The group remained with the label funded by Adrian Borland's parents (!) Raw Edge - a small profit being made by all concerned. The groups final vinyl bow was "Close Up" which was recorded in the comparatively Hi-Tech Spaceward Studios, Cambridge in the summer of 78. Most other recording had been made in the Borland family front room on a 4 track Teac. The results of the Spaceward sessions were probably the groups most concise statements and hinted at where Adrian Borland would go with his Eighties outfit "THE SOUND" The similarities between the music of the Outsiders and Warsaw an early incarnation of Joy Division are unavoidable and 1977's "Freeway" shows that Joy Division, specifically "Shadow Play" weren't the first band to strike out with variations on Iggy Pop's "The Idiot"! Alienation was the order of these particular days. Drummer Adrian Janes showed robust concern for the coherence and validity of the lyrics. A duty he shared with Borland, Janes contributing the larger amount. He considered words to be an added weapon along with the generally savage tone of guitars and rumble of Bob Lawrence bass. "It's an other area of possibilities let's make the best use of it" was his thrust and lyrically The Outsiders certainly stood apart, at least from most of their contemporaries with the exception of Magazine and a few others. The song "New Uniform" represents a return swipe at a scene which generally exiled them for having grammar school accents and shoulder length hair (the Patti Smith Group and the Ramones were frequently cited by the band in defense against the latter charges.)

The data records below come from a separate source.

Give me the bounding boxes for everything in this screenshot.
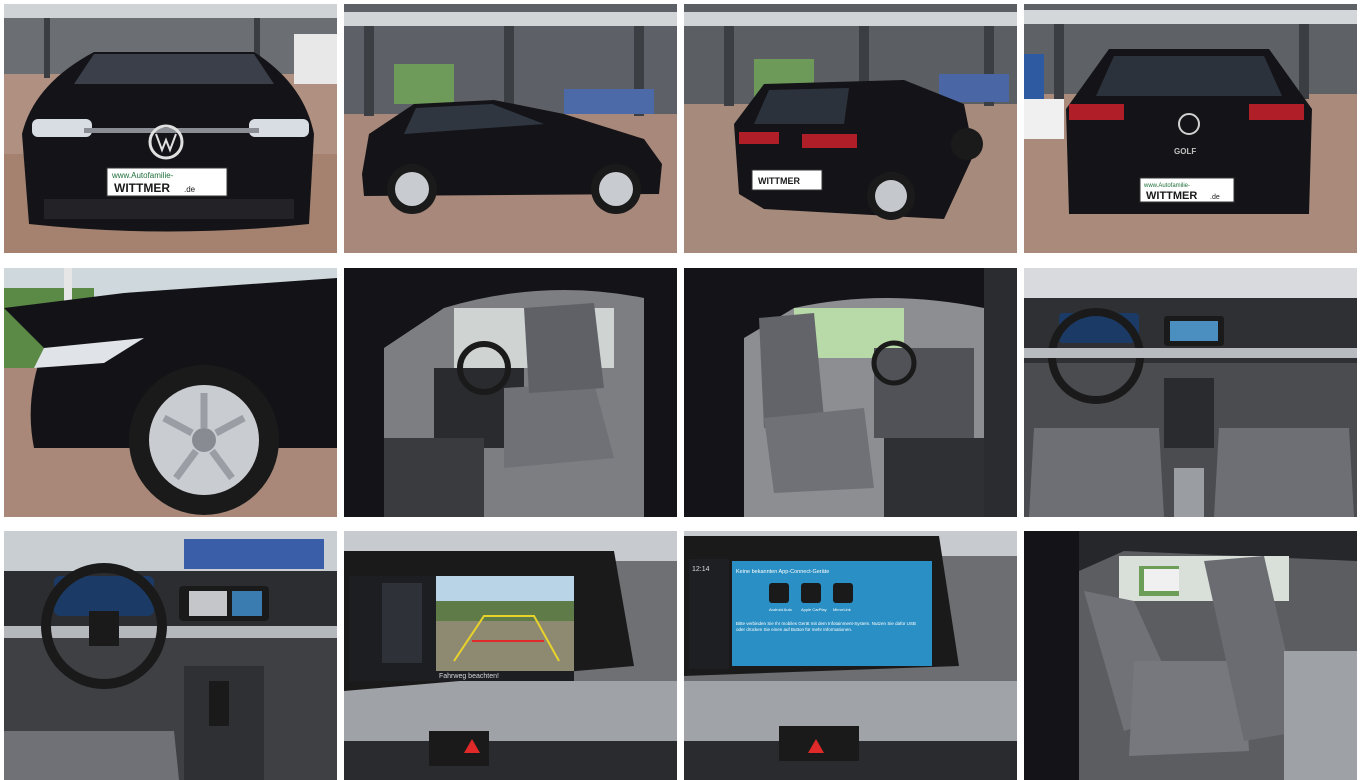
photo-app-connect-screen[interactable]: 12:14 Keine bekannten App-Connect-Geräte… <box>684 531 1017 780</box>
photo-rear-seats[interactable] <box>1024 531 1357 780</box>
screen-message: Bitte verbinden Sie Ihr mobiles Gerät mi… <box>736 621 916 632</box>
screen-app1: Android Auto <box>769 607 793 612</box>
screen-app3: MirrorLink <box>833 607 851 612</box>
rear-exterior-image: GOLF www.Autofamilie- WITTMER .de <box>1024 4 1357 253</box>
rear-golf-badge: GOLF <box>1174 147 1196 156</box>
app-connect-image: 12:14 Keine bekannten App-Connect-Geräte… <box>684 531 1017 780</box>
rear-camera-image: Fahrweg beachten! <box>344 531 677 780</box>
screen-title: Keine bekannten App-Connect-Geräte <box>736 569 829 575</box>
front-plate-suffix: .de <box>184 185 196 194</box>
rear-plate-suffix: .de <box>1210 194 1220 201</box>
photo-front-exterior[interactable]: www.Autofamilie- WITTMER .de <box>4 4 337 253</box>
front-exterior-image: www.Autofamilie- WITTMER .de <box>4 4 337 253</box>
front-plate-line1: www.Autofamilie- <box>111 171 174 180</box>
photo-rear-three-quarter[interactable]: WITTMER <box>684 4 1017 253</box>
passenger-door-image <box>684 268 1017 517</box>
rear34-plate: WITTMER <box>758 176 800 186</box>
rear-plate-line1: www.Autofamilie- <box>1143 183 1190 189</box>
cockpit-image <box>4 531 337 780</box>
photo-rear-camera-screen[interactable]: Fahrweg beachten! <box>344 531 677 780</box>
photo-rear-exterior[interactable]: GOLF www.Autofamilie- WITTMER .de <box>1024 4 1357 253</box>
photo-passenger-door-open[interactable] <box>684 268 1017 517</box>
photo-front-wheel[interactable] <box>4 268 337 517</box>
photo-cockpit[interactable] <box>4 531 337 780</box>
rear-plate-line2: WITTMER <box>1146 190 1197 202</box>
side-profile-image <box>344 4 677 253</box>
photo-dashboard-front-seats[interactable] <box>1024 268 1357 517</box>
rear-seats-image <box>1024 531 1357 780</box>
photo-side-profile[interactable] <box>344 4 677 253</box>
photo-driver-door-open[interactable] <box>344 268 677 517</box>
screen-app2: Apple CarPlay <box>801 607 827 612</box>
front-wheel-image <box>4 268 337 517</box>
photo-gallery: www.Autofamilie- WITTMER .de WITTMER GOL… <box>0 0 1365 780</box>
driver-door-image <box>344 268 677 517</box>
dashboard-image <box>1024 268 1357 517</box>
screen-time: 12:14 <box>692 566 710 573</box>
rear-three-quarter-image: WITTMER <box>684 4 1017 253</box>
camera-caption: Fahrweg beachten! <box>439 673 499 680</box>
front-plate-line2: WITTMER <box>114 181 170 195</box>
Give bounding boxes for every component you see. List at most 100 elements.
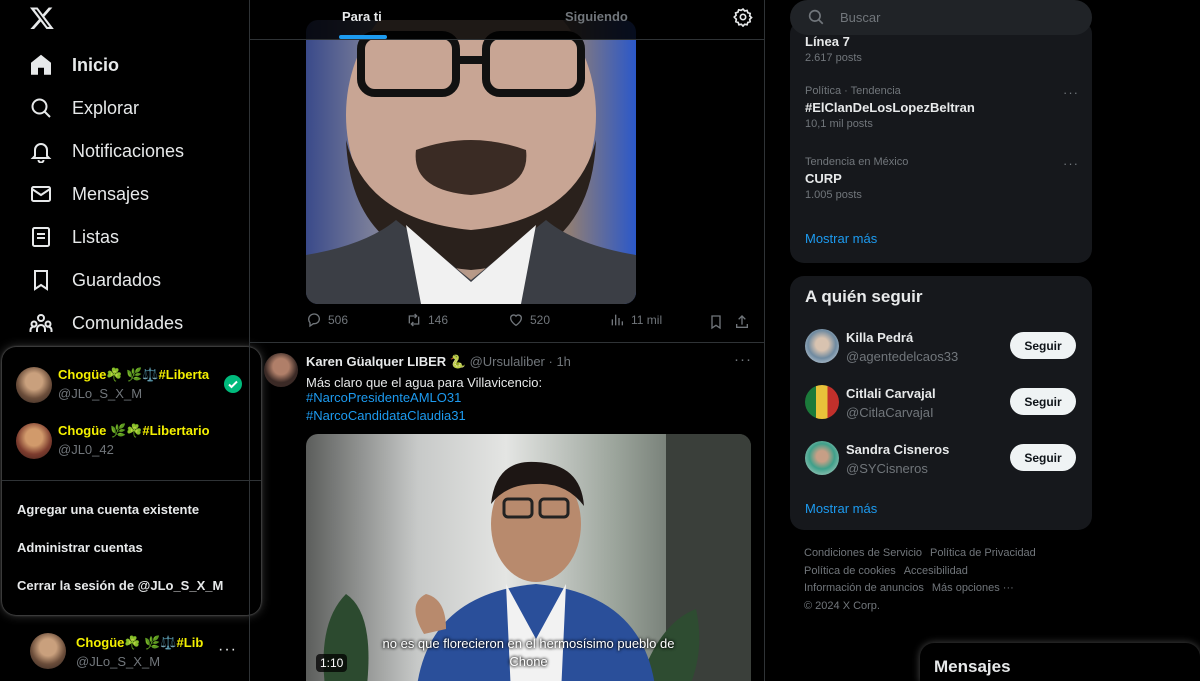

The apex of the bands career as far as Adrian Borland was concerned, was the night in 1977 when Iggy Pop jumped down the Roxy Club's stairs and onto the stage to sing the second verse of their faithfully rendered "Raw Power". It could be lightheartedly supposed this has left Adrian Borland forever wondering in the no-mans land between sanity, and the notion that he is some kind of honorary "Stooge". The next song that night was also a cover, "Waiting for the Man" by the Velvets. One person in the small audience wondering aloud whether Lou Reed would now walk on the stage. So, The Outsiders were a facet of Punk that never really fitted. Too literate, probably too musical but vital to Adrian Borland at least in formulating attitudes and an intend that he would carry into the next decade. The band went their separate ways soon after the release of "Close Up" in February 1979 (Graham Bailey joining the band, he is seen in the "Close Up" photographs, before he and Adrian Borland went on to form THE SOUND. But they had made their small but unique contribution to the shock inflicted on a medium that constantly seems on the verge of imminent demise.